- Born: 16 May 1945 Freetown, Sierra Leone
- Died: 16 October 2016 (aged 71)
- Education: MB BS Newcastle(1971) MRCP(1974) MSc Lond(1978) FRCP(1989)
- Relatives: Dr Rachel Buxton (daughter)
- Medical career
- Profession: Physician
- Institutions: Addenbrookes Hospital St Thomas' Hospital King's College Hospital
- Sub-specialties: Nuclear Medicine
- Research: Nuclear Medicine

= Muriel Buxton-Thomas =

Nuclear medicine physician and researcher (b. 1945, d. 2016)

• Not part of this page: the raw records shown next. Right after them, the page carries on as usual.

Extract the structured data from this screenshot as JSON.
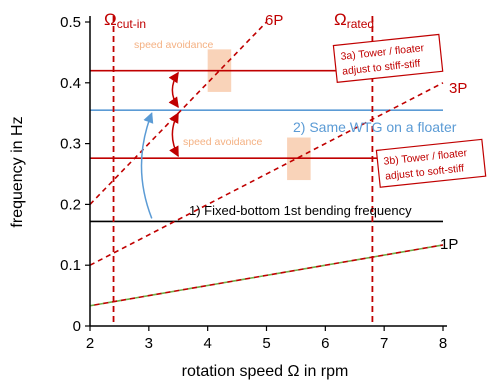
{
  "chart_data": {
    "type": "line",
    "xlabel": "rotation speed Ω in rpm",
    "ylabel": "frequency in Hz",
    "xlim": [
      2,
      8
    ],
    "ylim": [
      0,
      0.5
    ],
    "xticks": [
      "2",
      "3",
      "4",
      "5",
      "6",
      "7",
      "8"
    ],
    "yticks": [
      "0",
      "0.1",
      "0.2",
      "0.3",
      "0.4",
      "0.5"
    ],
    "grid": false,
    "excitation_lines": [
      {
        "name": "1P",
        "x": [
          2,
          8
        ],
        "y": [
          0.0333,
          0.1333
        ]
      },
      {
        "name": "3P",
        "x": [
          2,
          8
        ],
        "y": [
          0.1,
          0.4
        ]
      },
      {
        "name": "6P",
        "x": [
          2,
          5
        ],
        "y": [
          0.2,
          0.5
        ]
      }
    ],
    "speed_bounds": [
      {
        "omega_label": "Ω",
        "sub": "cut-in",
        "x": 2.4
      },
      {
        "omega_label": "Ω",
        "sub": "rated",
        "x": 6.8
      }
    ],
    "frequency_levels": [
      {
        "name": "fixed_bottom",
        "y": 0.172,
        "label": "1) Fixed-bottom 1st bending frequency"
      },
      {
        "name": "floater",
        "y": 0.355,
        "label": "2) Same WTG on a floater"
      },
      {
        "name": "stiff_stiff",
        "y": 0.42,
        "label": "3a) Tower / floater adjust to stiff-stiff"
      },
      {
        "name": "soft_stiff",
        "y": 0.276,
        "label": "3b) Tower / floater adjust to soft-stiff"
      }
    ],
    "avoidance_zones": [
      {
        "label": "speed avoidance",
        "x": [
          4.0,
          4.4
        ],
        "y": [
          0.385,
          0.455
        ]
      },
      {
        "label": "speed avoidance",
        "x": [
          5.35,
          5.75
        ],
        "y": [
          0.24,
          0.31
        ]
      }
    ],
    "colors": {
      "red": "#c00000",
      "blue": "#5b9bd5",
      "black": "#000000",
      "green": "#70ad47",
      "zone": "#f8cbad",
      "zone_text": "#f4b183"
    }
  }
}
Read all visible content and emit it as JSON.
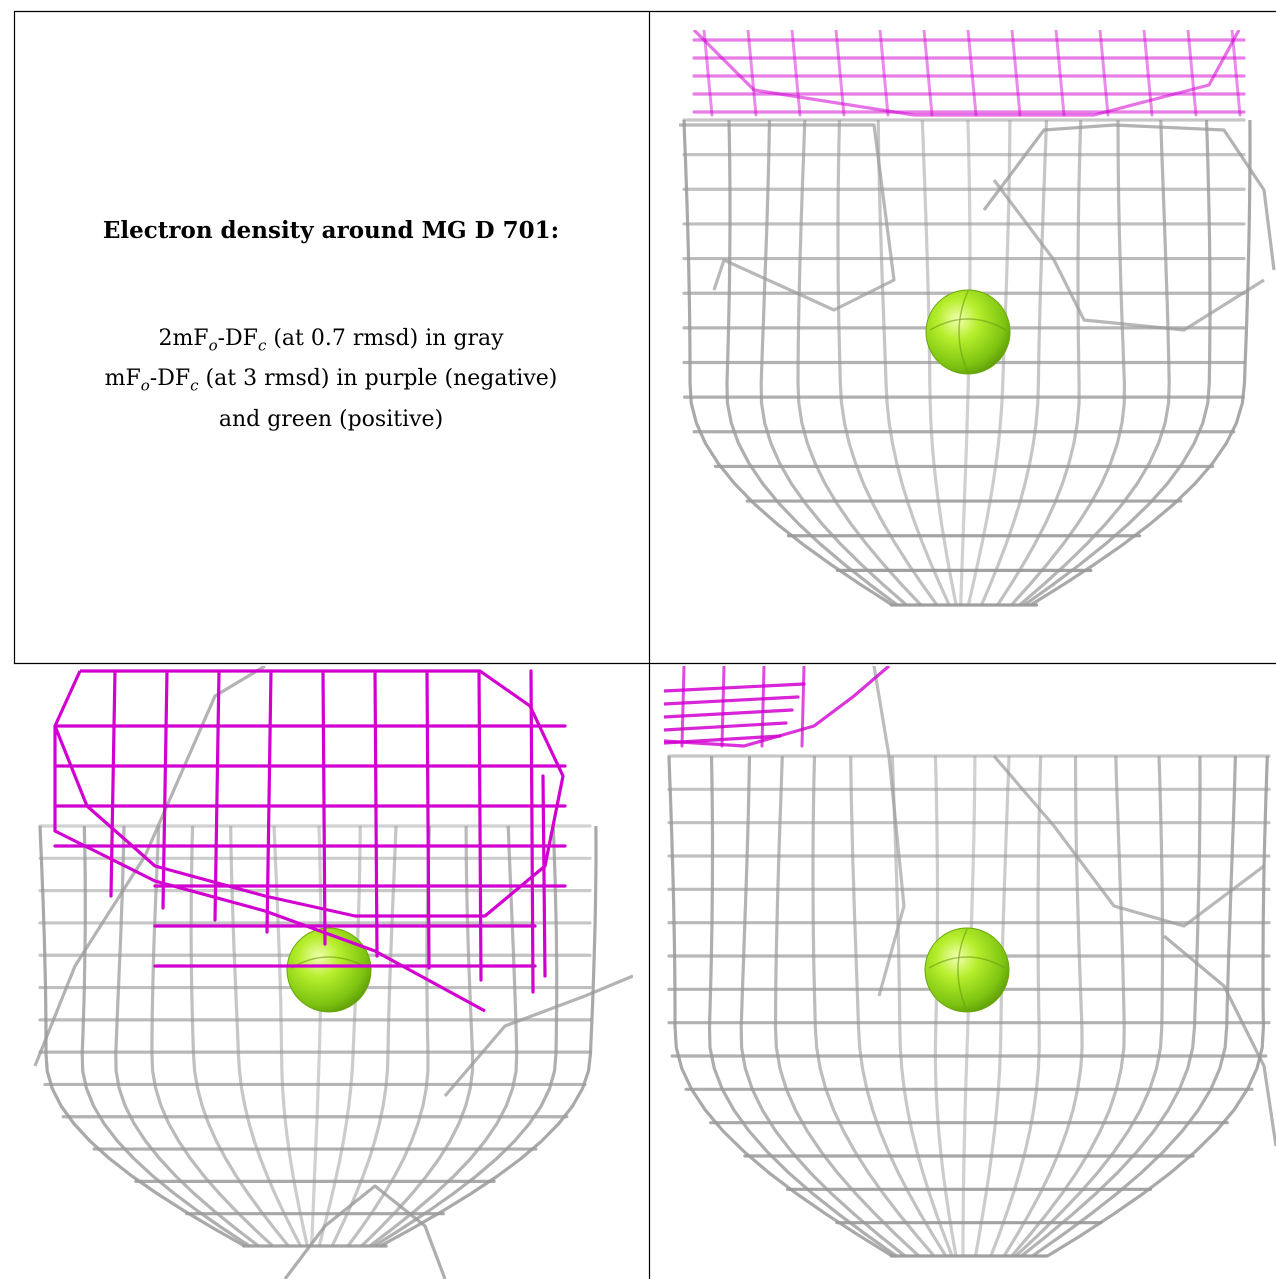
{
  "caption": {
    "title": "Electron density around MG D 701:",
    "line1": {
      "a": "2mF",
      "sub_o": "o",
      "b": "-DF",
      "sub_c": "c",
      "c": " (at 0.7 rmsd) in gray"
    },
    "line2": {
      "a": "mF",
      "sub_o": "o",
      "b": "-DF",
      "sub_c": "c",
      "c": " (at 3 rmsd) in purple (negative)"
    },
    "line3": "and green (positive)"
  },
  "colors": {
    "density_2fofc": "#9a9a9a",
    "density_negative": "#d100d1",
    "atom_mg": "#8fd61a",
    "border": "#000000"
  },
  "panels": [
    {
      "name": "view-top-right",
      "icon": "mg-atom-sphere"
    },
    {
      "name": "view-bottom-left",
      "icon": "mg-atom-sphere"
    },
    {
      "name": "view-bottom-right",
      "icon": "mg-atom-sphere"
    }
  ]
}
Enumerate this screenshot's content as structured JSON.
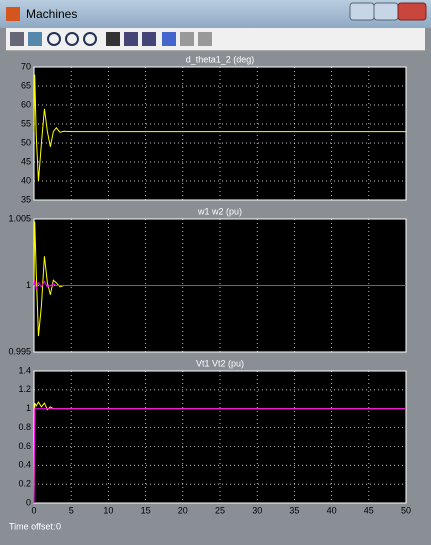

Muriel Buxton-Thomas (May 16, 1945 - October 16, 2016), was an African nuclear medicine physician and researcher.

== Biography ==
Muriel Simisola Buxton-Thomas was born in Freetown, Sierra Leone, to Claude Victor and Claudia Blanche Buxton-Thomas. At the age of 10 her family moved to London, and she attended Wimbledon High School. She enrolled at Newcastle Medical School in 1965, qualifying in 1971. She received her MSc in Nuclear medicine in 1978.

She was Consultant Physician in Nuclear Medicine at St Thomas's Hospital and Medway Hospital between 1984 and 1992. Then she became Clinical Director of Nuclear Medicine at Kings College Hospital until 2010.

The Royal College of Physicians noted in her obituary that '[h]er clinical work embraced many specialties, including endocrinology, adult and paediatric hepatology, osteoporosis and pulmonary medicine.' She oversaw the installation of one of the first PET capable gamma cameras in England in her department at Kings College Hospital.

In 2017 Buxton-Thomas posthumously received the President's medal from the British Nuclear Medicine Society. Her daughter, Dr Rachel Buxton-Thomas, is Consultant Respiratory Physician at Brighton and Sussex University Hospitals.